Any hope of slipping unnoticed vanish when I enter the kitchen and find my dad with his Bible notes and a cup of espresso.

"Saw Alex drop you off yesterday, how is he?" he asks.

"Fine." I focus on the tea kettle under the faucet, pouring the bare amount of water needed.

"Have you considered his proposal?"

"There's nothing to consider."

"Really? I'm surprised you haven't jumped at the chance." He leans back, a glint of mockery in his eyes. "Moving to live in New York... away from me..."

"You forgot about getting married?" I emphasize as the air becomes stale.

"And why not? You grew up together, his dad is a close friend and very important—"

"I will not escape one prison for another." My voice shakes. I hate myself for letting him get under my skin. Perhaps, because it's something I contemplate. Of being so helpless that I might have no choice but to go through with it.

"Why, so you can stay and babysit someone else's kid?" He chuckles. "Of course you'd work for a tatted up, long-haired man. Is he even paying you or are you just wasting time?"

"My only waste of time has been this conversation." I give up on the tea kettle and open the cabinet for a Pop-Tarts.

"Of course, I'm a waste except when it comes to using my house and everything in it."

I put the Pop-Tarts slowly back, closing the cabinet. Shaking my head, I pass him to get to the door.

"You have to act reckless to prove your point, don't you?" He drills, halting me by the open door. "Do you even know anything about this guy? Do you know why he's here? Do you know why he's single?"

"No, dad." I look at him absently. "But I know he didn't make his wife kill herself."

I slam the door behind me, rushing down the steps only to be stopped by my grandma in the garden who insists on giving me a wrapped flatbread with cheese, knowing I'm leaving on an empty stomach again.

I take it so she doesn't get upset, but feed it to the stray dogs lingering around once I reach the alleyway.

As I get on the main road, I hope that Gio doesn't come home early today. I don't want to have another argument, I don't think I can.

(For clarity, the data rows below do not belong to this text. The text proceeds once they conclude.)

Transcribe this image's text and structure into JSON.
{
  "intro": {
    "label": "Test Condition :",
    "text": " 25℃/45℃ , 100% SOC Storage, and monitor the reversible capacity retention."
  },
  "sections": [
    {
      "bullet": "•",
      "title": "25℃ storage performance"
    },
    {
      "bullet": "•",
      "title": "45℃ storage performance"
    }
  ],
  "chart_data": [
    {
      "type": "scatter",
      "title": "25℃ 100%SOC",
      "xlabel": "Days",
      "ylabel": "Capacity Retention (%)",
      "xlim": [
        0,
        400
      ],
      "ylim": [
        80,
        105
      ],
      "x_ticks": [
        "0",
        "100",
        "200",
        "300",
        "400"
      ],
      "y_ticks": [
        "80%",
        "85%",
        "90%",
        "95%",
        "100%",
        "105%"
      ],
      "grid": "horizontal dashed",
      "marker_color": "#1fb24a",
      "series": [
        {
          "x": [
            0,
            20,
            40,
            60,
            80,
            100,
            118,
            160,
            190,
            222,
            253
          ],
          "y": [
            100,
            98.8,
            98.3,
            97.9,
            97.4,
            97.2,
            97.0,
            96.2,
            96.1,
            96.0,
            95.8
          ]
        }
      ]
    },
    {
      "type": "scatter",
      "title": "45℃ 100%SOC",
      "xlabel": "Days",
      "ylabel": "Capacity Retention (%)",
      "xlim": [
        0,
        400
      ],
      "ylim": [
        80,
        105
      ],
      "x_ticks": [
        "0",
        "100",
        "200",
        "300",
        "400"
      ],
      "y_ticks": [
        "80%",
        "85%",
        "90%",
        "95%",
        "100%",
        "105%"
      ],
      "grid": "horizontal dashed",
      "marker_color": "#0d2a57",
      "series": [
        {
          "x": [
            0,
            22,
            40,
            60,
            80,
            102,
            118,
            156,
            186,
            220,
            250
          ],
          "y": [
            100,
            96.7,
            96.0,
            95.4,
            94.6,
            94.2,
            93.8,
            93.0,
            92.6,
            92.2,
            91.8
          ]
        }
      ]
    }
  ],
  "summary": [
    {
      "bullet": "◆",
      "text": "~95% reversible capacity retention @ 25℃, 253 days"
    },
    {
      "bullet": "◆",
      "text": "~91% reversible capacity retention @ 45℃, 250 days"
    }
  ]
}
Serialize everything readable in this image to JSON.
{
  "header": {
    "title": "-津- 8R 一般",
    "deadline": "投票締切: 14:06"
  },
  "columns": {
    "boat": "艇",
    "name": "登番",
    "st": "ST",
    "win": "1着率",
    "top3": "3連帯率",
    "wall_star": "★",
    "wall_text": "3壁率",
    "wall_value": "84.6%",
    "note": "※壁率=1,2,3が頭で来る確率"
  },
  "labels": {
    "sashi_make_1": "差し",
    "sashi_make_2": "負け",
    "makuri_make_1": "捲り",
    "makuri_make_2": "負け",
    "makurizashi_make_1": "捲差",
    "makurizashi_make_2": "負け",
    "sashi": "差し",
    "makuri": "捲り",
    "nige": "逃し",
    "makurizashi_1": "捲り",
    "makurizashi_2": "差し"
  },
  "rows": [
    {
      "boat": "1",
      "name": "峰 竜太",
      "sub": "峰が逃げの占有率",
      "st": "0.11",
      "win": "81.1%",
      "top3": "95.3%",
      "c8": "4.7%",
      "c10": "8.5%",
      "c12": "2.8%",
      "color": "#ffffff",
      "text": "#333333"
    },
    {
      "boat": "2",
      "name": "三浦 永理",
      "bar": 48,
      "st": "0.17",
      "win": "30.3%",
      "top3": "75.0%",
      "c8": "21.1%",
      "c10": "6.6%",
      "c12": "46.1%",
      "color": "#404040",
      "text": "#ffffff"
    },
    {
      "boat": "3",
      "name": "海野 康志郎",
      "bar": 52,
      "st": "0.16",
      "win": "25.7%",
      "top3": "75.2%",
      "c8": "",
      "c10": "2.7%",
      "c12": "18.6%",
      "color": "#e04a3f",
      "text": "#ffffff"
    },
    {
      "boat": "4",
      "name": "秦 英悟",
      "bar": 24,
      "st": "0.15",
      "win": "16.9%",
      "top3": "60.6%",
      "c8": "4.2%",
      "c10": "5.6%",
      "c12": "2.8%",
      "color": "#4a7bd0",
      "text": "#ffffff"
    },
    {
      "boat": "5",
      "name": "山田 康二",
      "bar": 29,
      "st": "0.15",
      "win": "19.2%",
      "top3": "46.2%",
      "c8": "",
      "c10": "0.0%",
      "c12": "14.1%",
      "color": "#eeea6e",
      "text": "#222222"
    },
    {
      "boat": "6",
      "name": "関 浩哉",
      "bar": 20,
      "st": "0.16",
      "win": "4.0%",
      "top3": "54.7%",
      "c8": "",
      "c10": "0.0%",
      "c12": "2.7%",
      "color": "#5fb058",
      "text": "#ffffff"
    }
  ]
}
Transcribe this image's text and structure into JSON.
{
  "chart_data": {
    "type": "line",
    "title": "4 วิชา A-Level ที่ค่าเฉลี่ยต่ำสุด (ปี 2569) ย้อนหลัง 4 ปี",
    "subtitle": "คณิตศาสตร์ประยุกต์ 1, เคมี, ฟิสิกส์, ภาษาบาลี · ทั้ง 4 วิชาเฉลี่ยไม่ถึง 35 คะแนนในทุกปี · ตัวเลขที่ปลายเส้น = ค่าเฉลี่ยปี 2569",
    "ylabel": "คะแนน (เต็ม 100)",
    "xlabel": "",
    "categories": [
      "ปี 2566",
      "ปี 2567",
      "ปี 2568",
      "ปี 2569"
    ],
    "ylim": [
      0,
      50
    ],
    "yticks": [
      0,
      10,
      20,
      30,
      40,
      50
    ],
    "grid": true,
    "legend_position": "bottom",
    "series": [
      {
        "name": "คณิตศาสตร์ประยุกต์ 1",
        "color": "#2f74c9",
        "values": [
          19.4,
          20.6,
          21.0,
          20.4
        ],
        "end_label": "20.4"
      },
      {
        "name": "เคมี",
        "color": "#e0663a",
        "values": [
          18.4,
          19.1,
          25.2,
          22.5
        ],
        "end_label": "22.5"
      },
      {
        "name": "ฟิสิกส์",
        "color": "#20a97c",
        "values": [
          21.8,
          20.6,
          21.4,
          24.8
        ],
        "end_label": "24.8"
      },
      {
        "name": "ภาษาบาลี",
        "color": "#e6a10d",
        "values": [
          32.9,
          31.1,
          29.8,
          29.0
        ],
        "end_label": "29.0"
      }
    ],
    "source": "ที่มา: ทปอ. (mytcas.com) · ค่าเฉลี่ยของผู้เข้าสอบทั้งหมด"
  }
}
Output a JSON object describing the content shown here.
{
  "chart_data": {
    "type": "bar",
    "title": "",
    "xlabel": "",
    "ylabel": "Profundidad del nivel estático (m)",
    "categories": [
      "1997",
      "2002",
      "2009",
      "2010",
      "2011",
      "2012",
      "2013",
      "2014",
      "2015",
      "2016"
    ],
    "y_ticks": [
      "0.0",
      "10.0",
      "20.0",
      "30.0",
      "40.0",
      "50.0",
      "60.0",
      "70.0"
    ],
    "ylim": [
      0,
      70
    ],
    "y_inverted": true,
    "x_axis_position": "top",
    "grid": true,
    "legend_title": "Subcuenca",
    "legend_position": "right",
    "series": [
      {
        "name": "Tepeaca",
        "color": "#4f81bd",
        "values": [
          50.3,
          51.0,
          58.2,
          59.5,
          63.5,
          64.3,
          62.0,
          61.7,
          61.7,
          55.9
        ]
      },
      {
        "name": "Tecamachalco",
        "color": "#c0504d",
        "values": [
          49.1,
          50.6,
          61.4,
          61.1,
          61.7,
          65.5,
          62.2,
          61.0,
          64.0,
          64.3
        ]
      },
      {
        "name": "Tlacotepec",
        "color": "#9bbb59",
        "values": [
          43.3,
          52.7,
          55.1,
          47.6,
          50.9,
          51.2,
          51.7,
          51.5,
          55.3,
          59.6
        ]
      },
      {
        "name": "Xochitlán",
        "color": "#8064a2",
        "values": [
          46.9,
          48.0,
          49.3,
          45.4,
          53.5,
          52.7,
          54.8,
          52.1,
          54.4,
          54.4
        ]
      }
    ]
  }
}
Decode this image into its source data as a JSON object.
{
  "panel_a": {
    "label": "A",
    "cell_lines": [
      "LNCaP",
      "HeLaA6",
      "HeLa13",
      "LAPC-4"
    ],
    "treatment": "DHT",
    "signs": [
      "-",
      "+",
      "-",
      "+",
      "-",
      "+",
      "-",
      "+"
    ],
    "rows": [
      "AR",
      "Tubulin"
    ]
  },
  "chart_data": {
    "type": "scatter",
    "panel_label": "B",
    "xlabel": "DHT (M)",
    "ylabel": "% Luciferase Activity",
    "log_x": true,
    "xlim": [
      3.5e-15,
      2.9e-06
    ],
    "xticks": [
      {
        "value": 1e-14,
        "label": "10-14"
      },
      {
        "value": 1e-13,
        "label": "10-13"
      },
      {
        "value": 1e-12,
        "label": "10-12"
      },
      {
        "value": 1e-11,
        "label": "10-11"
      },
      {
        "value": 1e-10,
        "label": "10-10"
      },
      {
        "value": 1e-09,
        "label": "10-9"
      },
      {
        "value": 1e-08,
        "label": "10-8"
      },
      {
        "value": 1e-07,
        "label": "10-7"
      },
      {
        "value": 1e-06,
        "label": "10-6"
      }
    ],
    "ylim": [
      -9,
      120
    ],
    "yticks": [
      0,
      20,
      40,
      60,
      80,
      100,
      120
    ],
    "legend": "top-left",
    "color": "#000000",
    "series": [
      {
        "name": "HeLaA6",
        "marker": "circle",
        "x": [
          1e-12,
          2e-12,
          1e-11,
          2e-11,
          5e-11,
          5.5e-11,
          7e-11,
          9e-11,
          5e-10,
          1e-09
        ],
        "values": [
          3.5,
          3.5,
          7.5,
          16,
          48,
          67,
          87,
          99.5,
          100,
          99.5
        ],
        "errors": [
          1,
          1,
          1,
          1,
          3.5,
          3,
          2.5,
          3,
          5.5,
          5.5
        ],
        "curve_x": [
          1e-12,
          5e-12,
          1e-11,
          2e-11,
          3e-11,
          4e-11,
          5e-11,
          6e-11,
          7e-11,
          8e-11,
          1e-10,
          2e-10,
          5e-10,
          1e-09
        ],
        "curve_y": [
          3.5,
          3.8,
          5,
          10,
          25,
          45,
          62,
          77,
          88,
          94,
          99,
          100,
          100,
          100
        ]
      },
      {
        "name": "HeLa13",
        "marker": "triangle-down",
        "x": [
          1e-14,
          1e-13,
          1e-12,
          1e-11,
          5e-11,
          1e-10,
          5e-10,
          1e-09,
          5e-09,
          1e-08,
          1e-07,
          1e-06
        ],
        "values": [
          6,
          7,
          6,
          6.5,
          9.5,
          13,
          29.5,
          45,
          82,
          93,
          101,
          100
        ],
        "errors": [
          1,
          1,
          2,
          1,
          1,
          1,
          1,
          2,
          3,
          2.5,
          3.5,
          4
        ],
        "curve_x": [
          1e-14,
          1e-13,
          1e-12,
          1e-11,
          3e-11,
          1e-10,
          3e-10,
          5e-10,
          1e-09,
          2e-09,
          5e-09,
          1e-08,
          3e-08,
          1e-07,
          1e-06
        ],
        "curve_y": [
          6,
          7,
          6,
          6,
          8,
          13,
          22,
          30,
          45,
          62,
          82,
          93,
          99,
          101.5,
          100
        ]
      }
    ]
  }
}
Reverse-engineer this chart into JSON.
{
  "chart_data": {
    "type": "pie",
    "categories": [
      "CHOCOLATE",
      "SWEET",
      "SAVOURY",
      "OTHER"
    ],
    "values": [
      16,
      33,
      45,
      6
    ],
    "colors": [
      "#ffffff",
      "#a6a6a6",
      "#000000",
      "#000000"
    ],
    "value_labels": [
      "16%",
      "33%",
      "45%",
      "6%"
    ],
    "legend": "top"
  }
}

The ride back home with Alex yesterday triggered old wounds. As much as I try to not show it, I miss who he used to be when we were little. He was my only friend and I lost him after losing my mom. It was my fault, partially, but it was also the abuse happening at his home. He changed, had to change.

But he's never hurt me. That's what gives hope that he might change once he's out of here. Or not. I don't know, maybe living here has lowered my standards of human decency.

I hope not. Otherwise, what does that mean about me? Would my mom recognize me if she was still here? Would she love me?

I shake my head to erase these thoughts, but they still linger. So I sink my teeth into my cheek, coating my tongue with blood.